He Lily, Huang Mochao, Yiming Gulinisha, Zhu Yi, Liu Ruowei, Chen Jinghan, Yau Stephen S T
School of Science, Beijing University of Civil Engineering and Architecture, Beijing, 102616, People's Republic of China.
Beijing Institute of Mathematical Sciences and Application, Beijing, 100084, People's Republic of China.
BMC Bioinformatics. 2025 Jul 9;26(1):170. doi: 10.1186/s12859-025-06152-x.
As eukaryotic organisms, fungi play a pivotal role within ecosystems and exert profound influences on agriculture, the pharmaceutical industry, and human health. The classification of fungi in databases has emerged as a crucial and complex issue in the field of biology. In this study, by leveraging the local distribution of k-mer in nucleotide sequences, we introduce a novel alignment-free method, denoted as k-mer SNV, to address this challenge. On a large fungi dataset including 120,140 sequences, our innovative approach has achieved remarkable success in predicting the taxonomic labels of fungi across six hierarchical taxonomic levels: phylum (99.52%), class (98.17%), order (97.20%), family (96.11%), genus (94.14%), and species (93.32%). The approach is also evaluated on the common Taxxi benchmark dataset. Based on these results, it has been convincingly demonstrated that the k-mer SNV method exhibits outstanding performance in processing large-scale fungal sequence data.
作为真核生物,真菌在生态系统中发挥着关键作用,并对农业、制药行业和人类健康产生深远影响。
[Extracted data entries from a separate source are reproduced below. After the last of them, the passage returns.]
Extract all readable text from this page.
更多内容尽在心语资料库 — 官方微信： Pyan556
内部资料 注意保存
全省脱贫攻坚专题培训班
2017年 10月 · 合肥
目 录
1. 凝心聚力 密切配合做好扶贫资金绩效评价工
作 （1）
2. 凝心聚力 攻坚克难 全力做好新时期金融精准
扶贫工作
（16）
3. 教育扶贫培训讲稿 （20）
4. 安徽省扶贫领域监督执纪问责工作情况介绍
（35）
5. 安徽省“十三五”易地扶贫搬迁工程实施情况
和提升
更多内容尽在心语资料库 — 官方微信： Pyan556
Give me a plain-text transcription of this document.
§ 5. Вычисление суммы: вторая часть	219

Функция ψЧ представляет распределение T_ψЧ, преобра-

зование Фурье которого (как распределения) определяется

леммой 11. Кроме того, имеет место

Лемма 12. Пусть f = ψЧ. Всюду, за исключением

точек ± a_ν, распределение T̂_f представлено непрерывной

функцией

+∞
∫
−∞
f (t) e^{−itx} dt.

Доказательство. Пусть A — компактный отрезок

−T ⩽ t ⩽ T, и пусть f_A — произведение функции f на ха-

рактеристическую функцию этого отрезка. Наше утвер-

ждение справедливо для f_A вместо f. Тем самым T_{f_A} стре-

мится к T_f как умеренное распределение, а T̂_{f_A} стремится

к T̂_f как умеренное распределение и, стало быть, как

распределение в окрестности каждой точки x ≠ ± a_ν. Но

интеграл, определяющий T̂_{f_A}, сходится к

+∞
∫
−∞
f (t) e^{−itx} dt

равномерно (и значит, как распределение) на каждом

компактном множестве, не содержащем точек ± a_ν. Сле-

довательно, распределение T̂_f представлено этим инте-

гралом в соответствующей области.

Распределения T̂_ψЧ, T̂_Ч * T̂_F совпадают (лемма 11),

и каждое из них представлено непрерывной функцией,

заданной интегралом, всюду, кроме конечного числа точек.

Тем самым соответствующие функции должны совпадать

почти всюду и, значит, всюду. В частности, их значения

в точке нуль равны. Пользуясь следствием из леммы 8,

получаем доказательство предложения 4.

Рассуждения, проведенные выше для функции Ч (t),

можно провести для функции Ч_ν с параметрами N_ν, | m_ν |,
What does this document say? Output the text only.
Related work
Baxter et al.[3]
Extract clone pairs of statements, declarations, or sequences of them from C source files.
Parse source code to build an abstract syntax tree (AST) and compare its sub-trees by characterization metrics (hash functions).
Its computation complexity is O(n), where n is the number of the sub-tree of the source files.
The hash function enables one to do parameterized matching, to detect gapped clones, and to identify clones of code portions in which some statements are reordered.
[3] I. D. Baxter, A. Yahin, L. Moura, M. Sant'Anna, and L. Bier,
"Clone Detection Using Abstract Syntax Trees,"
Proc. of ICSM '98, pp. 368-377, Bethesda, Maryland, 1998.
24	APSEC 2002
真菌在数据库中的分类已成为生物学领域一个至关重要且复杂的问题。在本研究中,通过利用核苷酸序列中k-mer的局部分布,我们引入了一种新的无比对方法,称为k-mer SNV,以应对这一挑战。在一个包含120,140个序列的大型真菌数据集上,我们的创新方法在预测真菌跨六个层次分类水平(门(99.52%)、纲(98.17%)、目(97.20%)、科(96.11%)、属(94.14%)和种(93.32%))的分类标签方面取得了显著成功。该方法也在常见的Taxxi基准数据集上进行了评估。基于这些结果,令人信服地证明了k-mer SNV方法在处理大规模真菌序列数据方面表现出卓越的性能。